Momente der Vergangenheit finden sich auch in der Videoarbeit des Kollektivs Sin Abeza Productions. Sie finden sich dort nicht bloß, sondern werden in geradezu mythischer Weise überhöht. „Seeds . Visual Scapes from the Future“ ist der Titel der im Jahr 2013 entstandenen 4-Kanal-Videoarbeit. Man sieht junge Frauen in durchsichtigen Badekostümen und bemalten Gesichtern sich durch Korridore schieben und eine Treppe auf und ab laufen. Das Szenario erinnert an einen Techno-Club, vielleicht auch an eine Strip-Bar. Was äußerst angenehm ist – es scheint so, als täten sie all das, was sie tun, ausschließlich für sich.
Die Videoinstallation ist die lauteste Arbeit der Ausstellung. Sie füllt mit ihren zwei hintereinander gehangenen Monitoren und der Parallelprojektion einen großen Raum vollständig aus. Gleichzeitig ist sie farbig und schrill und es gibt seltsame Szenen zu sehen. Vieles von dem, was geschieht, ist sehr körperlich, lustvoll und obszön.
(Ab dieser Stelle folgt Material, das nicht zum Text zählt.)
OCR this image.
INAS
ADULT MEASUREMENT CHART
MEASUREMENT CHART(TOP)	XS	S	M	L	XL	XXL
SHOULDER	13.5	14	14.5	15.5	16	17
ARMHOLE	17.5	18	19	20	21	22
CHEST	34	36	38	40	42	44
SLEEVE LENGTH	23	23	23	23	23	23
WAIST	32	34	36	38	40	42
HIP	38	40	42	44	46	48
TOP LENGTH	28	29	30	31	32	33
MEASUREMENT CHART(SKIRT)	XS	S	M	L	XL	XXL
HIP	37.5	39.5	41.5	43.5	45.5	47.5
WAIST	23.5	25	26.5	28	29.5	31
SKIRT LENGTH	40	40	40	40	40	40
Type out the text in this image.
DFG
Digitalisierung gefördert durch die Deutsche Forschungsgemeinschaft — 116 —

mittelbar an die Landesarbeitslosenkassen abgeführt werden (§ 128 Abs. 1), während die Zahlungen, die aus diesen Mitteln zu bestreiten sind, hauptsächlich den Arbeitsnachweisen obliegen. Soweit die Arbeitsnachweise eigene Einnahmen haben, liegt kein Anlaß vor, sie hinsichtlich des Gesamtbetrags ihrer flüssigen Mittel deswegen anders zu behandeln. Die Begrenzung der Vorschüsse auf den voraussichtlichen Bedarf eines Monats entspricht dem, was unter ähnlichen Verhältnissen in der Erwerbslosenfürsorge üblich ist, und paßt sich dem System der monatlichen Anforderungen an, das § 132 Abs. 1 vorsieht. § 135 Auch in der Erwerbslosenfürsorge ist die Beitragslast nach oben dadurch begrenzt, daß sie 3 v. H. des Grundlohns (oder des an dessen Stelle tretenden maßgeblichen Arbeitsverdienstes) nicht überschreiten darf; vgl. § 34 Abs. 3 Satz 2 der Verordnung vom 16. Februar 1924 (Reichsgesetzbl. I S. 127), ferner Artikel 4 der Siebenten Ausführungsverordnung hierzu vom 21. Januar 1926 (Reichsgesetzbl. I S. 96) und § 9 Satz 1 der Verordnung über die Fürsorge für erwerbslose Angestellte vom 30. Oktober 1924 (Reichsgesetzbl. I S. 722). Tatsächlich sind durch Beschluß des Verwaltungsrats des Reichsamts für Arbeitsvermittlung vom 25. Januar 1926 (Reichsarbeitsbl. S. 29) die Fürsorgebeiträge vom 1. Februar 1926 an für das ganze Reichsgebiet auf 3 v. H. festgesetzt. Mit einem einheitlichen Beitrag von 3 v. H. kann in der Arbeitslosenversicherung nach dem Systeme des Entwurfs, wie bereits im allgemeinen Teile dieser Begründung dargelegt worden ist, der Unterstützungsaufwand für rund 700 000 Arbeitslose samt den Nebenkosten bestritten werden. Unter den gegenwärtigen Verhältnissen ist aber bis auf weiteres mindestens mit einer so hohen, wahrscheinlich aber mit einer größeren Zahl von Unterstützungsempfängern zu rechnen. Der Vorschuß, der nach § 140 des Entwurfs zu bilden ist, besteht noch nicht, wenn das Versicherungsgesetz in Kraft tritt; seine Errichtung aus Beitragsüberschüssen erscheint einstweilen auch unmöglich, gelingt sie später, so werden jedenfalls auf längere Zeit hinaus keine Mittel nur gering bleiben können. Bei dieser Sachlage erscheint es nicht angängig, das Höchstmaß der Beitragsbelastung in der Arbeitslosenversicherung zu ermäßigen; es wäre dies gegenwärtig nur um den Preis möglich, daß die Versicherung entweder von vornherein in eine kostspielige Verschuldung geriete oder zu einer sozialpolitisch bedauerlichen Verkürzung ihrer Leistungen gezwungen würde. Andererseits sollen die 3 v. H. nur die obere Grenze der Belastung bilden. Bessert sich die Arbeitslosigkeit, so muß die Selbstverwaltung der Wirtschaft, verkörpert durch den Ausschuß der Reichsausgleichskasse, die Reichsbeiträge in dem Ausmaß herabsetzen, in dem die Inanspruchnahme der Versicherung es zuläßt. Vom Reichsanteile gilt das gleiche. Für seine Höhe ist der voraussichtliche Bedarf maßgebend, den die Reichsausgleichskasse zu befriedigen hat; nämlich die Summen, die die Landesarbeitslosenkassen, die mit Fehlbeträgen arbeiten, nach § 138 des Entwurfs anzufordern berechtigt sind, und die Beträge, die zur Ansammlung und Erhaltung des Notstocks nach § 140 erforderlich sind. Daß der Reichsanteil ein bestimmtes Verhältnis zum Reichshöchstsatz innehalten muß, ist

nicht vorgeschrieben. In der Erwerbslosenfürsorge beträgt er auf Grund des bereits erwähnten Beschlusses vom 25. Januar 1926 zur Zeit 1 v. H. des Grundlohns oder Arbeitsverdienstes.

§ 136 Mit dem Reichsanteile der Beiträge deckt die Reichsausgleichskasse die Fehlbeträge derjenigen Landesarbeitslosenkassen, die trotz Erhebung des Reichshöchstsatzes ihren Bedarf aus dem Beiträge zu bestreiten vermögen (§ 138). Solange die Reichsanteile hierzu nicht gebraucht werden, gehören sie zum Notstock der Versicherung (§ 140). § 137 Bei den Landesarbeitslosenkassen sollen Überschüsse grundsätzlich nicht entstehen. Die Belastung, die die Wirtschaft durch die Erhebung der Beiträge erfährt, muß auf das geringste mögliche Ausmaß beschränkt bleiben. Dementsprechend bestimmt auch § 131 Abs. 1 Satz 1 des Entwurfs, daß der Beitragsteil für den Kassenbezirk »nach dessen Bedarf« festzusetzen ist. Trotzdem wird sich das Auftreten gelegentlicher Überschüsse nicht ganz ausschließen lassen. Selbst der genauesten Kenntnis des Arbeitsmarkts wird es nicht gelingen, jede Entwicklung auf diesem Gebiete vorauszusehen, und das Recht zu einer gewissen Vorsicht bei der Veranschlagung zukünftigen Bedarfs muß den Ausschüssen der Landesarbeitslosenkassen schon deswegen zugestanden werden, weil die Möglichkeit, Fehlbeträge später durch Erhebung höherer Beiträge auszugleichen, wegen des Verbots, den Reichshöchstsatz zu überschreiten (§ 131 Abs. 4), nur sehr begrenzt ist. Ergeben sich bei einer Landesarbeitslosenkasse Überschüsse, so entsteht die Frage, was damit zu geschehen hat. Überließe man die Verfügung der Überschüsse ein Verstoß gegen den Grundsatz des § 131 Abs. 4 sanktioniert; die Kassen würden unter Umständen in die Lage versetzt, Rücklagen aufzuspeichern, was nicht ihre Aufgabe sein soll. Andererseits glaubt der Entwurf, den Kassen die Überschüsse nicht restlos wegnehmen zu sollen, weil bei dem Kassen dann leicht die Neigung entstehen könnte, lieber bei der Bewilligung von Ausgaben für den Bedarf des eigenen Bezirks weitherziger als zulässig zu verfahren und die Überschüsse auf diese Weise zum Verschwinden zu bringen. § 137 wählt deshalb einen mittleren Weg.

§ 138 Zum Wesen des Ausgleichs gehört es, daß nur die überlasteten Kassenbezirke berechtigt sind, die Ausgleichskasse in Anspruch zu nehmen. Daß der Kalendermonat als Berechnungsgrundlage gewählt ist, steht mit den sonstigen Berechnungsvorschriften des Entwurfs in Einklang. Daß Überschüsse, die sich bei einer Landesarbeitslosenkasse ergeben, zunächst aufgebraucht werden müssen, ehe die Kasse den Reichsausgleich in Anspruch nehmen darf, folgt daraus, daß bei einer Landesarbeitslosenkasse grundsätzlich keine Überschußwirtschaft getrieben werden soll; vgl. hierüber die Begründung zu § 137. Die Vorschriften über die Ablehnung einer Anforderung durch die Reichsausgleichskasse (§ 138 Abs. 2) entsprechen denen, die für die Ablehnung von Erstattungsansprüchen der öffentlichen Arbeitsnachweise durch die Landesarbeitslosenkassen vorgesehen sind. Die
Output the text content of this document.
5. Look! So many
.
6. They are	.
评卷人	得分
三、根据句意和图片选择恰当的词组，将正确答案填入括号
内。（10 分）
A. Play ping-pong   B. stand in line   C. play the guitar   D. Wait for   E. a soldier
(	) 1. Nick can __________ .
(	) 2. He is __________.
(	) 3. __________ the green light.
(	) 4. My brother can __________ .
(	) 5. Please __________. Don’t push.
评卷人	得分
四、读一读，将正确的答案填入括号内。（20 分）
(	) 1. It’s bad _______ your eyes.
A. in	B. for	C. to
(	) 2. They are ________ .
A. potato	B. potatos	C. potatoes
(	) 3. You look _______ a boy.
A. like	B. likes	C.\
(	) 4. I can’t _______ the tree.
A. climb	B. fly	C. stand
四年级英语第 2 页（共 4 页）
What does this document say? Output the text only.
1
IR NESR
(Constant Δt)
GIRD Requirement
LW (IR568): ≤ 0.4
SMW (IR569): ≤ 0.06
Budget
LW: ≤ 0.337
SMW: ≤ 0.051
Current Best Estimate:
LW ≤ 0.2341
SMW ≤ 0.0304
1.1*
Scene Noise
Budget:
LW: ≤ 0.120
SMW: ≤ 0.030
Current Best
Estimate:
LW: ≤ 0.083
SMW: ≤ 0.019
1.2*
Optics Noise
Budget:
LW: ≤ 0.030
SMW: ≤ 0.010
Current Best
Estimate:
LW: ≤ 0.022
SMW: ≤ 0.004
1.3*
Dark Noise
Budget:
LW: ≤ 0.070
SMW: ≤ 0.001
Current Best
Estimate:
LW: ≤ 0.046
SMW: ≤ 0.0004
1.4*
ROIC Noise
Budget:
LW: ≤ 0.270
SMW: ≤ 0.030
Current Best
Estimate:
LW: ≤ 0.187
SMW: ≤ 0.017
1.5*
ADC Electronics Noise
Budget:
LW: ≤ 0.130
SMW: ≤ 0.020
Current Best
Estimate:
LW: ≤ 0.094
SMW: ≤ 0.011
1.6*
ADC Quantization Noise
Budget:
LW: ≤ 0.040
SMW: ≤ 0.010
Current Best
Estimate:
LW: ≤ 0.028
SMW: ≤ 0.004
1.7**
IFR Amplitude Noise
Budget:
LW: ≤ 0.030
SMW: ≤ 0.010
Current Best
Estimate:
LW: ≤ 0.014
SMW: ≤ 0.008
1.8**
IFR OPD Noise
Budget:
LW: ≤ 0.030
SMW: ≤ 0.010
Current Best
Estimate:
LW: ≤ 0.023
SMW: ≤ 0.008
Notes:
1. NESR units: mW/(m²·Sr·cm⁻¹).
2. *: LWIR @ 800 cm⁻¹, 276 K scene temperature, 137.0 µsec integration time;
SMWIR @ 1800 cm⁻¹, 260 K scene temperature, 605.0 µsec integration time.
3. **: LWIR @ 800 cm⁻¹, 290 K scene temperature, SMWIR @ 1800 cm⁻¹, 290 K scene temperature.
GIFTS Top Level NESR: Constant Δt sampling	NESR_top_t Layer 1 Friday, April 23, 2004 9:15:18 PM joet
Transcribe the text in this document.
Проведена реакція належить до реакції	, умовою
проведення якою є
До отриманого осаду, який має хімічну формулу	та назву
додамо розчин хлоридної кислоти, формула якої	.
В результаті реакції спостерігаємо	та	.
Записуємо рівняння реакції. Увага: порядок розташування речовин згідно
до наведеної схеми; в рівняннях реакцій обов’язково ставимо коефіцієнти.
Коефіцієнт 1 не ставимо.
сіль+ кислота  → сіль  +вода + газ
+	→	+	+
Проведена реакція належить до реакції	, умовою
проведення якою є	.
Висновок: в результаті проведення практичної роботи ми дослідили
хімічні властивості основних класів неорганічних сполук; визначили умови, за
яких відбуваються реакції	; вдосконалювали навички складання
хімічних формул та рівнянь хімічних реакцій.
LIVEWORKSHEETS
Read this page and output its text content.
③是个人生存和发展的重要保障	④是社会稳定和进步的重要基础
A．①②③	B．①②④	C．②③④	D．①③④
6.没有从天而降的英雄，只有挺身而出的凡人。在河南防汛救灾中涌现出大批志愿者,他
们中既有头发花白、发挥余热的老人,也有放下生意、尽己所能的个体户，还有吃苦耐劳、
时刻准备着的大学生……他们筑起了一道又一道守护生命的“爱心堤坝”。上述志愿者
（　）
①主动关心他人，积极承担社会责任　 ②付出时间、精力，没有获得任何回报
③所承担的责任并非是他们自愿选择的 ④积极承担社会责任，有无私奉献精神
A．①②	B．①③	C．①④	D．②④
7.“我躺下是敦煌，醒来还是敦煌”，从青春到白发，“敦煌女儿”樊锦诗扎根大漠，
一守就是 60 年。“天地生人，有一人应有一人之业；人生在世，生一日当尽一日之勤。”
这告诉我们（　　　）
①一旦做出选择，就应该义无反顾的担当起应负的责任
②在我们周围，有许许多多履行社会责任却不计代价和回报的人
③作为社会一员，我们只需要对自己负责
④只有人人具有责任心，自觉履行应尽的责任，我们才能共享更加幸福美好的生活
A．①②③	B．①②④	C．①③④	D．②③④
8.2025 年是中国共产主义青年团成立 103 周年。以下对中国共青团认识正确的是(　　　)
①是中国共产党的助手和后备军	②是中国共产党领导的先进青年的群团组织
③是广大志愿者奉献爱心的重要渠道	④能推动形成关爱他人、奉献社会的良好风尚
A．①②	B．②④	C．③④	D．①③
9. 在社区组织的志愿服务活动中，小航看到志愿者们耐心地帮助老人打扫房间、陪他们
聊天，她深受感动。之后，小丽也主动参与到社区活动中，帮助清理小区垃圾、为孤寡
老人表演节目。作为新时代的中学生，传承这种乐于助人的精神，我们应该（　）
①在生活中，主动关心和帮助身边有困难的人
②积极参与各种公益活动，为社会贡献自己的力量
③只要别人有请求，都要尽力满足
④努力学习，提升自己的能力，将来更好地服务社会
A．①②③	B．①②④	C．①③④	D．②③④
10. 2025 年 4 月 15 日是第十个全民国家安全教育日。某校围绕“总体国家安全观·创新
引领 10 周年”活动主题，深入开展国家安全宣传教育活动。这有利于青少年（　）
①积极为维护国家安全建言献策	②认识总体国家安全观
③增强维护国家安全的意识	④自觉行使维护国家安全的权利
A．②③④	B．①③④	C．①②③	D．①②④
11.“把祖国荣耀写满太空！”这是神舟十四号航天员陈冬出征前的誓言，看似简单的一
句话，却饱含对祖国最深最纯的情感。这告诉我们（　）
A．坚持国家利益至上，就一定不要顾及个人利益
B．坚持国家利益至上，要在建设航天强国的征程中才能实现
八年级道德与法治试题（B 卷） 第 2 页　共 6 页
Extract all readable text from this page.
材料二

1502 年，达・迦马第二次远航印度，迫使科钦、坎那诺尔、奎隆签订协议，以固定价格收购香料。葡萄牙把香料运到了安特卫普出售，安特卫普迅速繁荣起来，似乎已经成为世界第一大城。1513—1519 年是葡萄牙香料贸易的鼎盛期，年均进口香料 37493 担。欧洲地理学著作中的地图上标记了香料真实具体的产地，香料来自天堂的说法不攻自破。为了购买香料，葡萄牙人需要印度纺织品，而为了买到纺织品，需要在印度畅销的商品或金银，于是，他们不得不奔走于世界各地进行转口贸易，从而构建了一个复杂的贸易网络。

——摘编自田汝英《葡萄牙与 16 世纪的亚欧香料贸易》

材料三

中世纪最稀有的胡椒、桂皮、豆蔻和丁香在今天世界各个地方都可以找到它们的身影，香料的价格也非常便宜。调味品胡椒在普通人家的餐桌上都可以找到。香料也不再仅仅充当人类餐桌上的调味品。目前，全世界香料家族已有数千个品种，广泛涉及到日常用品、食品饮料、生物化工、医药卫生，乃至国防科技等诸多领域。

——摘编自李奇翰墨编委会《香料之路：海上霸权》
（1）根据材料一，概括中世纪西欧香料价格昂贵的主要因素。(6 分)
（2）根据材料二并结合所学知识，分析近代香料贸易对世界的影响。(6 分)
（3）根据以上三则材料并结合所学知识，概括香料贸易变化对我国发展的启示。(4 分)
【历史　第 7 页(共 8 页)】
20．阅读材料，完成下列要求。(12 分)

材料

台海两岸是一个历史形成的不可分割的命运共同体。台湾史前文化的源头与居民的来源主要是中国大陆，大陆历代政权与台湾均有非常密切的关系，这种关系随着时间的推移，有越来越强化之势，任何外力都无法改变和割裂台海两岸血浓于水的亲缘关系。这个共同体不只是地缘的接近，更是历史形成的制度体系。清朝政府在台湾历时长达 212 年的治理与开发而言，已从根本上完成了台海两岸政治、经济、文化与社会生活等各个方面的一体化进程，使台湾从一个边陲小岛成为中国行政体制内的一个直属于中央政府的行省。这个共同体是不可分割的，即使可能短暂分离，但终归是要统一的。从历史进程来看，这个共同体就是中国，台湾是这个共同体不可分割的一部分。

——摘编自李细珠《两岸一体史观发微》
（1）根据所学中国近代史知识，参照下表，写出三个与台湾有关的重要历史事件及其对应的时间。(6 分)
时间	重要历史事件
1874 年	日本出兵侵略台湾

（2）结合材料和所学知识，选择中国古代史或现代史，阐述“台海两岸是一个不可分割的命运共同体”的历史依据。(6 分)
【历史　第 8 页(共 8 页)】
In Nahaufnahme sieht man nackte Füße, die erst Erde, dann eine kleine Pflanze in einen Blumentopf stecken. Wiederum eine Nahaufnahme zeigt die große Zunge eines Hundes über die Wange einer Frau schlecken. Irgendwann berühren sich ihre Zungen sogar. Drei andere Frauen ringen halbnackt miteinander auf einem Dach und wälzen sich in hartgekochten Eiern, die dann an ihren Körpern kleben bleiben. Jede dieser Szenen ist für sich genommen eklig, anarchisch und schön. Als programmatischer Rückgriff auf Natur als das „Echte“, zu dem es zurückzukehren gilt, sind sie nicht schön, sondern falsch.
Ausstellung: „Denn hinter diesem Horizont liegt ein weiterer Horizont“, Edith-Russ-Haus, Oldenburg. Bis 14. Januar 2018.
Der Autor ist Betreiber der Galerie K´ in Bremen.